A pagina 140 hai il tuo quarto d’ora di catarsi, che finirà dritto su un social, filmato a tradimento dal tuo peggior nemico, “Davide Vezzani, detto Vezza”, che ti odia, e non ha tutti i torti: l’hai umiliato davanti a tutti, illo tempore, ricordi?
È dal suo post filmico che nascono le condizioni della tua social resurrection.
Il tuo “Genitore Femmina” ora ti dice: “Sono proprio fiera di avere un figlio Gemelli ascendente Vergine.” – anch’io io e mio figlio siamo tali, che stramba coincidenza! In più, sia io che lui siamo canidi per i cola cola e pro-scimie per i maya-lini.
Esulta, il mai abbastanza opimo “Panci come se avesse segnato un goal tirando direttamente dalla sua porta.” – egli è il più grande portiere di tutti i tempi, ben al di là di Yashin, Gilmar e Zamora, anche se il mondo ancora non l’ha visto parare alcunché. Io amavo giocare a pallone con gli amici in campetti improvvisati, ma sempre rigettai l’idea di far parte di un club giovanile, malato di mente com’ero. Il mio sogno ricorrente era che esordivo con la maglia del Milan a quindici anni e mezzo, prima del mio amato Rivera che gli capitò, nella realtà, a sedici e che, al ventiduesimo secondo del primo tempo, grazie a un sontuoso passaggio (avrebbe detto Pizzul) di Gianni, al primissimo pallone da me toccato in serie A, trafiggevo il colpevolissimo (e compiantissimo) Giuliano Sarti!
“Sto solo studiando per esigenze di copione.” – ti va di dire, ma ormai è solo una balla. Lo sai che io amo la letteratura mondiale solo perché mi appassionai allo studio di quella italiana, che era materia d’esame in quinta liceo?
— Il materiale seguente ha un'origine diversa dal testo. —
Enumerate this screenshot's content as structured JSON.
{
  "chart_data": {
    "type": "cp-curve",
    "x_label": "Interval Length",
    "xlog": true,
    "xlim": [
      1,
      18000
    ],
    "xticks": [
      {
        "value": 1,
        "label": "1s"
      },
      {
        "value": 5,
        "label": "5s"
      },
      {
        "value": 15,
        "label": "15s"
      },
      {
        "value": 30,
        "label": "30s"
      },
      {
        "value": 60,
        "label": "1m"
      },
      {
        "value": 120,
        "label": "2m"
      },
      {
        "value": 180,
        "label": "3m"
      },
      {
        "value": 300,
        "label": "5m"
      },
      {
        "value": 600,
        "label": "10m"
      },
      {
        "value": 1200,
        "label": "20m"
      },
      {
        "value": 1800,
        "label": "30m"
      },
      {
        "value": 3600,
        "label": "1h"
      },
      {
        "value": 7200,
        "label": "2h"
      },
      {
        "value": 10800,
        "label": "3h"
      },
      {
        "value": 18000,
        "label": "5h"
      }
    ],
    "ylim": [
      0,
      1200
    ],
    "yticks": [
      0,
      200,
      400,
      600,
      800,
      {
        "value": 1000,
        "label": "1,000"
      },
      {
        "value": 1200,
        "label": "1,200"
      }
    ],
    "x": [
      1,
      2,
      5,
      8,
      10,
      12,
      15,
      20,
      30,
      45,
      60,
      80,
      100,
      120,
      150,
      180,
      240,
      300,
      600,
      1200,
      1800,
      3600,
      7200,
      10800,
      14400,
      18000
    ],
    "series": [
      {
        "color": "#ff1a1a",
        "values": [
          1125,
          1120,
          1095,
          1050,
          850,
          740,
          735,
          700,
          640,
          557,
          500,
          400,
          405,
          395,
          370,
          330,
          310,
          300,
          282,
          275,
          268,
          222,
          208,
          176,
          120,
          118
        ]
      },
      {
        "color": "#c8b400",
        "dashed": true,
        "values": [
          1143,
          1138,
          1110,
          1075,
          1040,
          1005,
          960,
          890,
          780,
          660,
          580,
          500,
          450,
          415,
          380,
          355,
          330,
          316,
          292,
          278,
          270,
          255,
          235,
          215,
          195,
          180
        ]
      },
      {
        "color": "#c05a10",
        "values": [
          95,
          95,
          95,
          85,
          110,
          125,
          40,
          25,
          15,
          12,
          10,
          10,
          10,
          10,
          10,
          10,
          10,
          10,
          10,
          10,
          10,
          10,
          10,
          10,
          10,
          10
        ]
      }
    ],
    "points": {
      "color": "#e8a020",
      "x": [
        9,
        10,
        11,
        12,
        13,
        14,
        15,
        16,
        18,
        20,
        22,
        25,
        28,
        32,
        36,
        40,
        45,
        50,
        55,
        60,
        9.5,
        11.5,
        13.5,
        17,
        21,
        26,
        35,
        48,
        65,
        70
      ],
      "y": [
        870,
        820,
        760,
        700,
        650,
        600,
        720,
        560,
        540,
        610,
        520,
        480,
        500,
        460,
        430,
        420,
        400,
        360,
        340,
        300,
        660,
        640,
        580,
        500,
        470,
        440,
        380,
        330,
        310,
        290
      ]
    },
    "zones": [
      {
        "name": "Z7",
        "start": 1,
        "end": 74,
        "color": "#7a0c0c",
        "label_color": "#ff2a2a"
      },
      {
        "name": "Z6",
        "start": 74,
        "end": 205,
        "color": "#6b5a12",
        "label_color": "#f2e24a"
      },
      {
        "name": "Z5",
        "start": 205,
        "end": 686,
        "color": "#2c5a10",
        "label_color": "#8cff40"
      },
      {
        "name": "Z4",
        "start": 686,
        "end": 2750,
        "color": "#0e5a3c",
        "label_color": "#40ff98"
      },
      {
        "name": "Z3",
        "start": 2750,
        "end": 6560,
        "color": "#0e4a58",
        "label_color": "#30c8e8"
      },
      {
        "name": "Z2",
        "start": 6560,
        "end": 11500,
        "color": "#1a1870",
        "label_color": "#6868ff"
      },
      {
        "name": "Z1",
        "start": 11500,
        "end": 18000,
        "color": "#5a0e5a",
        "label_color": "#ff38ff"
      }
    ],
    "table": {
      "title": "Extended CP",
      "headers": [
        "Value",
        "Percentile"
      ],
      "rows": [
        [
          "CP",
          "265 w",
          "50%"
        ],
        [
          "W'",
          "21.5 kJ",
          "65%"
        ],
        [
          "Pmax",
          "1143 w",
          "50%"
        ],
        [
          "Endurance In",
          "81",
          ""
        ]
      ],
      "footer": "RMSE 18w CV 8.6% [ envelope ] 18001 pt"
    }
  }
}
“… ho scoperto che leggere mi piace…” – a me no, e se lo leggo in modo compulsivo è perché lo giudico il mio heavy duty a cui sarò per sempre condannato. Triste storia? No! Tragica è!
“Mi piace trovarmi dentro una storia, anche se non è la mia…” – perché così si trasforma, leggendola.
Quel che capita a te e ad Harif è l’ennesima prova provata della teoria scientifica russa, che vale per tutti noi come accadde a Raskolnikov e a Nechljudov, e alla sua dolce metà, la sua tenera meta. C’è così tanta speranza nel pentimento! Nel Mea Culpa Mea Culpa Mea Maxima Culpa esala il suo estremo respiro il seme della più formidabile delle Resurrezioni!
Ti falsifico, ragazzo: tu non sei “il buono” e Vezza non “è come uno di quei cattivi dei film che non muore mai.” – voi due, forse non siete fratelli, ma siete almeno cugini. Cercate di volervi non del male e, se ci riuscite, anche del bene.
Quel che leggo a pagina 189 mi fa temere un inquietante sequel: Lo scriverai, vero?
La quart’ultima riga di pagina 195 mi fa pensare a un’allegoria che scappò detto a Jago (ispirato da William, ovviamente).
Infine, dono a entrambi le mie due ultime minutaglie.
Jack è il diminutivo di John, per cui si dovrebbe dire Jimmy “Leopardi”.
E vedete che, per me, servirebbe non “il numero 45”, per quel paio di scarpette, “che non si trovano più neanche online.” – ma il 46.
Ora devo scappare a pranzio da zia. Ciao!